Recently due to burn out, my physical and mental health have been deteriorating to the point where I believe I need several months of leave to recover before I can be at a point where I can function normally again. I have been seeing a counsellor. However, now is a particularly 'bad' time to take leave because my PhD qualifying exams (first attempt) is very soon and in the month following, I have conferences/academic travels planned (which are great opportunities for furthering my career that my advisor has offered to me instead of to other students). Any one of these is enough exertion that I serious doubts that my physical and mental health will be recoverable afterwards, which makes me determined to take leave now, before it is too late. However, I am aware that having both these plans disrupted with short notice will not make my advisor or my department happy. Furthermore, while my relationship with my advisor is currently fine, it is not close enough that I feel comfortable confiding in him that I have a mental illness. His personality traits make me suspect that he might either not be particularly sympathetic/understanding, or he will be too afraid to 'break' me in the future. Therefore, I would prefer that the department and my advisor do not know that this leave of absence is due to mental health.
However, I need a compelling reason for the leave to be approved at this point in my studies and to have my qualifiers shifted to an unorthodox later date. My family are supportive of my decision for taking leave and have offered to invent some sort of family emergency which I can use as an excuse. However, my family are overseas, which is a fact known to both my advisor and my department (I am one of very few international students), yet I hope to be able to stay here during leave, where I have the support of both my husband and counsellor. We live close to campus and the counsellor is on campus in a small campus.
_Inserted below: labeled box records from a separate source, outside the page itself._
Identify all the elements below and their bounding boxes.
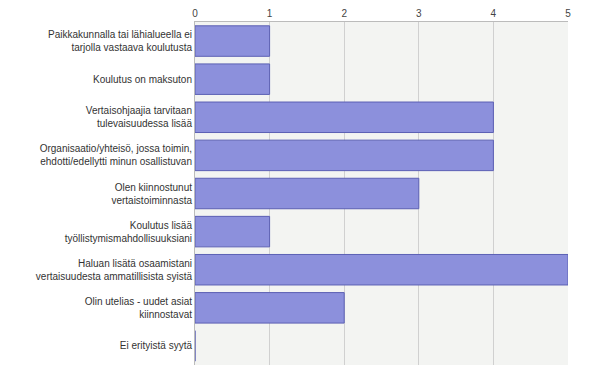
svg-text:Organisaatio/yhteisö, jossa to: Organisaatio/yhteisö, jossa toimin,ehdot… — [40, 143, 192, 167]
svg-text:Ei erityistä syytä: Ei erityistä syytä — [120, 340, 193, 351]
svg-text:Paikkakunnalla tai lähialueell: Paikkakunnalla tai lähialueella eitarjol… — [48, 29, 192, 53]
svg-text:0: 0 — [192, 8, 198, 19]
svg-text:3: 3 — [416, 8, 422, 19]
svg-text:5: 5 — [565, 8, 571, 19]
svg-text:Olin utelias - uudet asiatkiin: Olin utelias - uudet asiatkiinnostavat — [85, 296, 193, 320]
svg-text:Koulutus lisäätyöllistymismahd: Koulutus lisäätyöllistymismahdollisuuksi… — [65, 220, 193, 244]
svg-text:Koulutus on maksuton: Koulutus on maksuton — [93, 74, 192, 85]
svg-text:Haluan lisätä osaamistaniverta: Haluan lisätä osaamistanivertaisuudesta … — [36, 258, 193, 282]
svg-text:Vertaisohjaajia tarvitaantulev: Vertaisohjaajia tarvitaantulevaisuudessa… — [86, 105, 193, 129]
svg-text:4: 4 — [491, 8, 497, 19]
svg-text:1: 1 — [267, 8, 273, 19]
svg-text:Olen kiinnostunutvertaistoimin: Olen kiinnostunutvertaistoiminnasta — [111, 182, 192, 206]
svg-text:2: 2 — [341, 8, 347, 19]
So I am afraid that if I lie that I need to leave immediately for a family emergency, that during the time of my leave, my advisor/department secretary/chair will see me walking around campus and this might cause problems.
Are there any potential valid justifications for a leave of absence which do not mean that I have to mention mental illness, or leave the country? I will also be discussing this with my counsellor, but perhaps someone here has a clever idea that I have completely missed. Also it would be helpful for me if people can provide me with context/comparisons for just how bad/uncommon it would be to 1) take a leave of absence shortly before a qualifying exam (from the view of the department and advisor) and 2) take a leave of absence that disrupts travel plans where so far no money has been spent (from the view of the advisor), so that I can have some expectation of the resistance I might encounter.